A man accused of murder has denied that he recruited a friend as a “getaway driver” for a planned attack on the alleged victim.
Joe Church told Leeds Crown Court that Nadeem Rashid was just driving him and Aaron Smith around in his car and denied they were hunting for Joshua Hirst on the evening of August 3.
He said Smith suddenly told Rashid to pull up. He then got out and said he wanted to talk to someone and Church said he followed him until Smith met Mr Hirst near his home in Grove Street, Mirfield.
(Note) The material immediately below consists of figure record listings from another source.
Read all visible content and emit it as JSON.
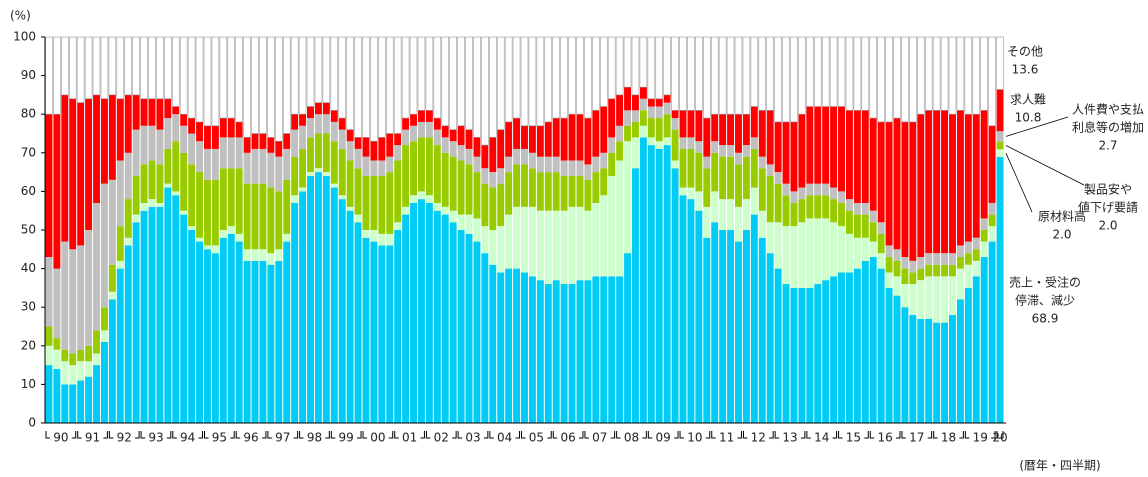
{
  "chart_data": {
    "type": "stacked_bar",
    "y_axis_label": "(%)",
    "x_axis_label": "(暦年・四半期)",
    "ylim": [
      0,
      100
    ],
    "yticks": [
      0,
      10,
      20,
      30,
      40,
      50,
      60,
      70,
      80,
      90,
      100
    ],
    "categories": [
      "90",
      null,
      null,
      null,
      "91",
      null,
      null,
      null,
      "92",
      null,
      null,
      null,
      "93",
      null,
      null,
      null,
      "94",
      null,
      null,
      null,
      "95",
      null,
      null,
      null,
      "96",
      null,
      null,
      null,
      "97",
      null,
      null,
      null,
      "98",
      null,
      null,
      null,
      "99",
      null,
      null,
      null,
      "00",
      null,
      null,
      null,
      "01",
      null,
      null,
      null,
      "02",
      null,
      null,
      null,
      "03",
      null,
      null,
      null,
      "04",
      null,
      null,
      null,
      "05",
      null,
      null,
      null,
      "06",
      null,
      null,
      null,
      "07",
      null,
      null,
      null,
      "08",
      null,
      null,
      null,
      "09",
      null,
      null,
      null,
      "10",
      null,
      null,
      null,
      "11",
      null,
      null,
      null,
      "12",
      null,
      null,
      null,
      "13",
      null,
      null,
      null,
      "14",
      null,
      null,
      null,
      "15",
      null,
      null,
      null,
      "16",
      null,
      null,
      null,
      "17",
      null,
      null,
      null,
      "18",
      null,
      null,
      null,
      "19",
      null,
      null,
      null,
      "20"
    ],
    "series": [
      {
        "name": [
          "売上・受注の",
          "停滞、減少"
        ],
        "color": "#00ccf5",
        "values": [
          15,
          14,
          10,
          10,
          11,
          12,
          15,
          21,
          32,
          40,
          46,
          52,
          55,
          56,
          56,
          61,
          59,
          54,
          50,
          47,
          45,
          44,
          48,
          49,
          47,
          42,
          42,
          42,
          41,
          42,
          47,
          57,
          60,
          64,
          65,
          64,
          61,
          58,
          55,
          52,
          48,
          47,
          46,
          46,
          50,
          54,
          57,
          58,
          57,
          55,
          54,
          52,
          50,
          49,
          47,
          44,
          41,
          39,
          40,
          40,
          39,
          38,
          37,
          36,
          37,
          36,
          36,
          37,
          37,
          38,
          38,
          38,
          38,
          44,
          66,
          74,
          72,
          71,
          72,
          66,
          59,
          58,
          55,
          48,
          52,
          50,
          50,
          47,
          50,
          54,
          48,
          44,
          40,
          36,
          35,
          35,
          35,
          36,
          37,
          38,
          39,
          39,
          40,
          42,
          43,
          40,
          35,
          33,
          30,
          28,
          27,
          27,
          26,
          26,
          28,
          32,
          35,
          38,
          43,
          47,
          68.9
        ]
      },
      {
        "name": [
          "原材料高"
        ],
        "color": "#ccffcc",
        "values": [
          5,
          5,
          6,
          5,
          5,
          4,
          3,
          3,
          2,
          2,
          2,
          2,
          2,
          2,
          1,
          1,
          1,
          1,
          1,
          1,
          1,
          2,
          2,
          2,
          2,
          3,
          3,
          3,
          3,
          3,
          2,
          2,
          1,
          1,
          1,
          1,
          1,
          1,
          1,
          2,
          2,
          3,
          3,
          3,
          2,
          2,
          2,
          2,
          2,
          2,
          2,
          3,
          4,
          5,
          6,
          7,
          9,
          12,
          14,
          16,
          17,
          18,
          18,
          19,
          18,
          19,
          20,
          19,
          18,
          19,
          21,
          26,
          30,
          29,
          8,
          3,
          2,
          2,
          2,
          2,
          2,
          3,
          5,
          8,
          8,
          8,
          8,
          9,
          8,
          7,
          7,
          8,
          12,
          15,
          16,
          17,
          18,
          17,
          16,
          14,
          12,
          10,
          8,
          6,
          4,
          4,
          4,
          5,
          6,
          8,
          10,
          11,
          12,
          12,
          10,
          8,
          6,
          4,
          4,
          4,
          2
        ],
        "value_labels": [
          null,
          null,
          null,
          null,
          null,
          null,
          null,
          null,
          null,
          null,
          null,
          null,
          null,
          null,
          null,
          null,
          null,
          null,
          null,
          null,
          null,
          null,
          null,
          null,
          null,
          null,
          null,
          null,
          null,
          null,
          null,
          null,
          null,
          null,
          null,
          null,
          null,
          null,
          null,
          null,
          null,
          null,
          null,
          null,
          null,
          null,
          null,
          null,
          null,
          null,
          null,
          null,
          null,
          null,
          null,
          null,
          null,
          null,
          null,
          null,
          null,
          null,
          null,
          null,
          null,
          null,
          null,
          null,
          null,
          null,
          null,
          null,
          null,
          null,
          null,
          null,
          null,
          null,
          null,
          null,
          null,
          null,
          null,
          null,
          null,
          null,
          null,
          null,
          null,
          null,
          null,
          null,
          null,
          null,
          null,
          null,
          null,
          null,
          null,
          null,
          null,
          null,
          null,
          null,
          null,
          null,
          null,
          null,
          null,
          null,
          null,
          null,
          null,
          null,
          null,
          null,
          null,
          null,
          null,
          null,
          "2.0"
        ]
      },
      {
        "name": [
          "製品安や",
          "値下げ要請"
        ],
        "color": "#99cc00",
        "values": [
          5,
          3,
          3,
          3,
          3,
          4,
          6,
          6,
          7,
          9,
          10,
          10,
          10,
          10,
          10,
          9,
          13,
          15,
          16,
          17,
          17,
          17,
          16,
          15,
          17,
          17,
          17,
          17,
          17,
          15,
          14,
          10,
          10,
          9,
          9,
          10,
          11,
          12,
          12,
          12,
          14,
          14,
          15,
          16,
          16,
          16,
          14,
          14,
          15,
          15,
          14,
          14,
          14,
          13,
          12,
          11,
          11,
          11,
          11,
          11,
          11,
          10,
          10,
          10,
          10,
          9,
          8,
          8,
          8,
          8,
          7,
          6,
          5,
          4,
          4,
          4,
          5,
          6,
          6,
          8,
          10,
          10,
          10,
          10,
          10,
          11,
          11,
          11,
          11,
          10,
          11,
          12,
          10,
          8,
          6,
          6,
          6,
          6,
          6,
          6,
          6,
          6,
          6,
          6,
          5,
          5,
          4,
          4,
          4,
          3,
          3,
          3,
          3,
          3,
          3,
          3,
          3,
          3,
          3,
          3,
          2
        ],
        "value_labels": [
          null,
          null,
          null,
          null,
          null,
          null,
          null,
          null,
          null,
          null,
          null,
          null,
          null,
          null,
          null,
          null,
          null,
          null,
          null,
          null,
          null,
          null,
          null,
          null,
          null,
          null,
          null,
          null,
          null,
          null,
          null,
          null,
          null,
          null,
          null,
          null,
          null,
          null,
          null,
          null,
          null,
          null,
          null,
          null,
          null,
          null,
          null,
          null,
          null,
          null,
          null,
          null,
          null,
          null,
          null,
          null,
          null,
          null,
          null,
          null,
          null,
          null,
          null,
          null,
          null,
          null,
          null,
          null,
          null,
          null,
          null,
          null,
          null,
          null,
          null,
          null,
          null,
          null,
          null,
          null,
          null,
          null,
          null,
          null,
          null,
          null,
          null,
          null,
          null,
          null,
          null,
          null,
          null,
          null,
          null,
          null,
          null,
          null,
          null,
          null,
          null,
          null,
          null,
          null,
          null,
          null,
          null,
          null,
          null,
          null,
          null,
          null,
          null,
          null,
          null,
          null,
          null,
          null,
          null,
          null,
          "2.0"
        ]
      },
      {
        "name": [
          "人件費や支払",
          "利息等の増加"
        ],
        "color": "#c0c0c0",
        "values": [
          18,
          18,
          28,
          27,
          27,
          30,
          33,
          32,
          22,
          17,
          12,
          12,
          10,
          9,
          9,
          8,
          7,
          7,
          8,
          8,
          8,
          8,
          8,
          8,
          8,
          8,
          9,
          9,
          9,
          9,
          8,
          7,
          6,
          5,
          5,
          5,
          5,
          5,
          5,
          5,
          5,
          4,
          4,
          4,
          4,
          4,
          4,
          4,
          4,
          4,
          4,
          4,
          4,
          4,
          4,
          4,
          4,
          4,
          4,
          4,
          4,
          4,
          4,
          4,
          4,
          4,
          4,
          4,
          4,
          4,
          4,
          4,
          4,
          4,
          3,
          3,
          3,
          3,
          3,
          3,
          3,
          3,
          3,
          3,
          3,
          3,
          3,
          3,
          3,
          3,
          3,
          3,
          3,
          3,
          3,
          3,
          3,
          3,
          3,
          3,
          3,
          3,
          3,
          3,
          3,
          3,
          3,
          3,
          3,
          3,
          3,
          3,
          3,
          3,
          3,
          3,
          3,
          3,
          3,
          3,
          2.7
        ]
      },
      {
        "name": [
          "求人難"
        ],
        "color": "#ff0000",
        "values": [
          37,
          40,
          38,
          39,
          37,
          34,
          28,
          22,
          22,
          16,
          15,
          9,
          7,
          7,
          8,
          5,
          2,
          3,
          4,
          5,
          6,
          6,
          5,
          5,
          4,
          4,
          4,
          4,
          4,
          4,
          4,
          4,
          3,
          3,
          3,
          3,
          3,
          3,
          3,
          3,
          5,
          5,
          6,
          6,
          3,
          3,
          3,
          3,
          3,
          3,
          3,
          3,
          5,
          5,
          5,
          6,
          9,
          10,
          9,
          8,
          6,
          7,
          8,
          9,
          10,
          11,
          12,
          12,
          12,
          12,
          12,
          10,
          8,
          6,
          4,
          3,
          2,
          2,
          2,
          2,
          7,
          7,
          8,
          10,
          7,
          8,
          8,
          10,
          8,
          8,
          12,
          14,
          13,
          16,
          18,
          19,
          20,
          20,
          20,
          21,
          22,
          23,
          24,
          24,
          24,
          26,
          32,
          34,
          35,
          36,
          37,
          37,
          37,
          37,
          36,
          35,
          33,
          32,
          28,
          20,
          10.8
        ]
      },
      {
        "name": [
          "その他"
        ],
        "color": "#ffffff",
        "values": [
          20,
          20,
          15,
          16,
          17,
          16,
          15,
          16,
          15,
          16,
          15,
          15,
          16,
          16,
          16,
          16,
          18,
          20,
          21,
          22,
          23,
          23,
          21,
          21,
          22,
          26,
          25,
          25,
          26,
          27,
          25,
          20,
          20,
          18,
          17,
          17,
          19,
          21,
          24,
          26,
          26,
          27,
          26,
          25,
          25,
          21,
          20,
          19,
          19,
          21,
          23,
          24,
          23,
          24,
          26,
          28,
          26,
          24,
          22,
          21,
          23,
          23,
          23,
          22,
          21,
          21,
          20,
          20,
          21,
          19,
          18,
          16,
          15,
          13,
          15,
          13,
          16,
          16,
          15,
          19,
          19,
          19,
          19,
          21,
          20,
          20,
          20,
          20,
          20,
          18,
          19,
          19,
          22,
          22,
          22,
          20,
          18,
          18,
          18,
          18,
          18,
          19,
          19,
          19,
          21,
          22,
          22,
          21,
          22,
          22,
          20,
          19,
          19,
          19,
          20,
          19,
          20,
          20,
          19,
          23,
          13.6
        ]
      }
    ]
  }
}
Under cross-examination by Neil Davey, QC, prosecuting, he denied that he and Smith were wearing balaclavas and had attacked Mr Hirst who collapsed and died after his throat was slashed and his carotid artery cut.
Church told the jury he presumed Mr Hirst had suffered his fatal injuries after he and the victim struggled over a knife which had fallen from one of his pockets and was picked up by Mr Hirst.
He agreed he was wearing gloves at the time but denied that was to keep fingerprints off the knife, bought that morning.
He told the jury: “I wear gloves on a regular basis when I go out, it is still not that warm at night.”
Mr Davey suggested the pair ran back to Rashid’s car where he was waiting with the engine running. “That’s why you told him to get rid of his phone, if the phone traffic linking you was innocent there would be no need for him to do so,” he said.
“That’s not right,” said Church, who told the jury he was just panicking in general about what had happened.
He denied he later said to others that Mr Hirst deserved what had happened to him for his part in damage earlier in the year at Church’s home. “I never said that, it’s a complete lie,” he said.
Church, 21, of Redlands Close, Mirfield, Smith, 19, of Saville Street, Emley, and Rashid, 21, of Lapwing View, Horbury, Wakefield each deny murdering Mr Hirst, 20, and possessing an offensive weapon.
The jury heard Smith will not be giving evidence.
The Recorder of Leeds, Judge Peter Collier QC, asked Smith’s barrister Peter Joyce QC if he had been advised that the jury may draw such inferences as appear proper from that decision.
Mr Joyce said: “We have given him appropriate proper advice and he has decided not to give evidence.”